A indicare i numeri aggiornati e la mappa territoriale delle saracinesche che sono state abbassate per sempre negli ultimi dieci, undici anni è l’Ufficio studi di Confcommercio nella ricerca presentata ieri. Tra il 2012 e il 2023, in Italia, sono spariti oltre 111mila negozi al dettaglio (uno su 5) e 24mila attività di commercio ambulante, mentre sono in crescita le attività di alloggio e ristorazione (+9.800). Il che rinvia all’altra tendenza che, specie nelle grandi città e in quelle turistiche, si sta rivelando come il fenomeno del decennio: la trasformazione di quelle aree in un immenso bed & breakfast (attività di alloggio, +42%) con contigui locali, lungo strade e vicoli, destinati alla ristorazione (+2,3%) e allo street food, non solo della tradizione italiana, ma anche straniera.

Ma, nel cambio di pelle del tessuto commerciale e, dunque, sociale e umano di rioni e borghi rientra anche la diminuzione accentuata e crescente delle attività tradizionali (carburanti -40,7%, libri e giocattoli -35,8%, mobili e ferramenta -33,9%, abbigliamento -25,5%) e l’incremento dei servizi e delle strutture di vendita dedicate alla tecnologia (farmacie +12,4%, computer e telefonia +11,8%).

Come nel caso della natalità, anche per le attività commerciali svolgono un ruolo gli immigrati. In poco più di dieci anni, nel commercio, negli alberghi e nei pubblici esercizi si riducono le imprese italiane (-8,4%) e aumentano le straniere (+30,1%). E metà della nuova occupazione straniera nell’intera economia (+242mila occupati) è proprio in questi settori (+120mila). La riduzione di attività commerciali è più accentuata nei centri storici rispetto alle periferie, sia per il Centro-Nord sia per il Mezzogiorno. Nei 120 comuni al centro dell’analisi, negli ultimi 10-11 anni, sono sparite oltre 30mila unità locali di commercio al dettaglio e ambulanti (-17%) e la densità commerciale è passata da 12,9 negozi per mille abitanti a 10,9 (-15,3%).

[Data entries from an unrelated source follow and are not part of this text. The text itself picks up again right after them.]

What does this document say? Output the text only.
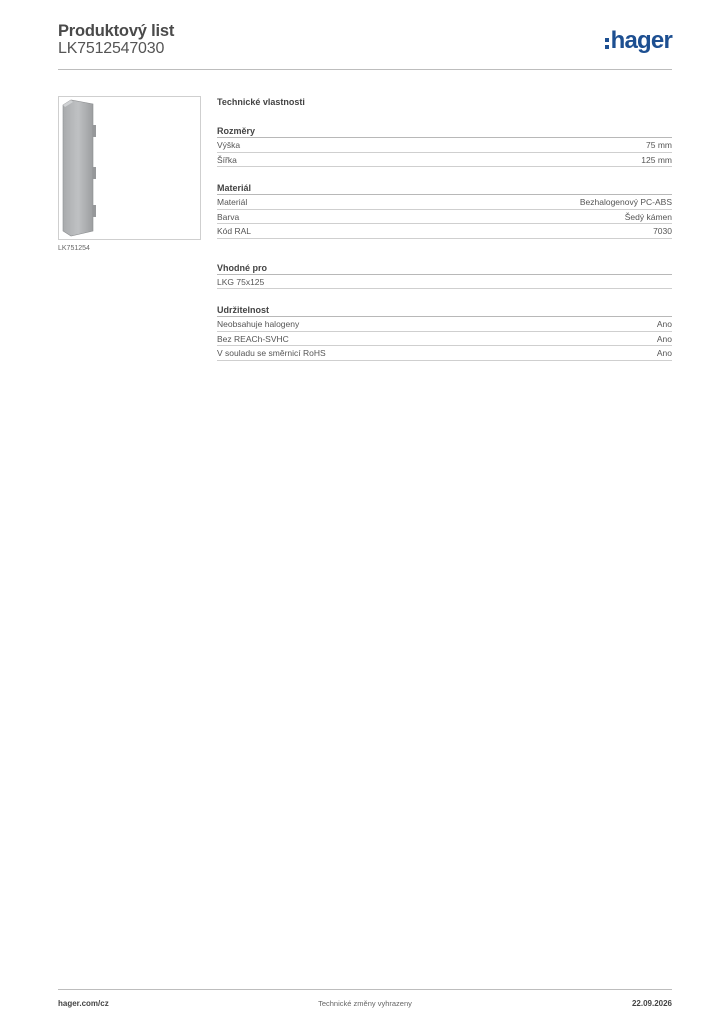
Produktový list
LK7512547030	hager
LK751254
Technické vlastnosti
Rozměry
Výška	75 mm
Šířka	125 mm
Materiál
Materiál	Bezhalogenový PC-ABS
Barva	Šedý kámen
Kód RAL	7030
Vhodné pro
LKG 75x125
Udržitelnost
Neobsahuje halogeny	Ano
Bez REACh-SVHC	Ano
V souladu se směrnicí RoHS	Ano
hager.com/cz	Technické změny vyhrazeny	22.09.2026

Si capisce, dunque, come, nel complesso, il trend preoccupi i vertici della principale associazione del commercio e del terziario. "Prosegue la desertificazione commerciale delle nostre città – avvisa Carlo Sangalli, numero uno di Confcommercio – un fenomeno che riguarda soprattutto i centri storici dove la riduzione dei livelli di servizio è acuita anche dalla perdita di commercio ambulante. Il commercio rimane comunque vitale e reattivo e soprattutto mantiene il suo valore sociale".

Ma come reagire a quello che rischia di cambiare anche la struttura sociale, urbanistica e antropologica delle nostre città e dei nostri paesi? Per gli esperti di Confcommercio il commercio di prossimità deve puntare su efficienza e produttività, anche attraverso l’innovazione e la ridefinizione dell’offerta: resta fondamentale l’omnicanalità, ovvero l’utilizzo anche di un canale online ben funzionante. Per il presidente di Confedilizia, Giorgio Spaziani Testa, occorrono, però, anche due misure fiscali e regolamentari che possono invertire la rotta: il superamento delle regole contrattuali, che ingessano le locazioni non abitative, e l’introduzione della cedolare secca per gli affitti commerciali, prevista dalla riforma fiscale approvata dal Parlamento, ma non ancora attuata.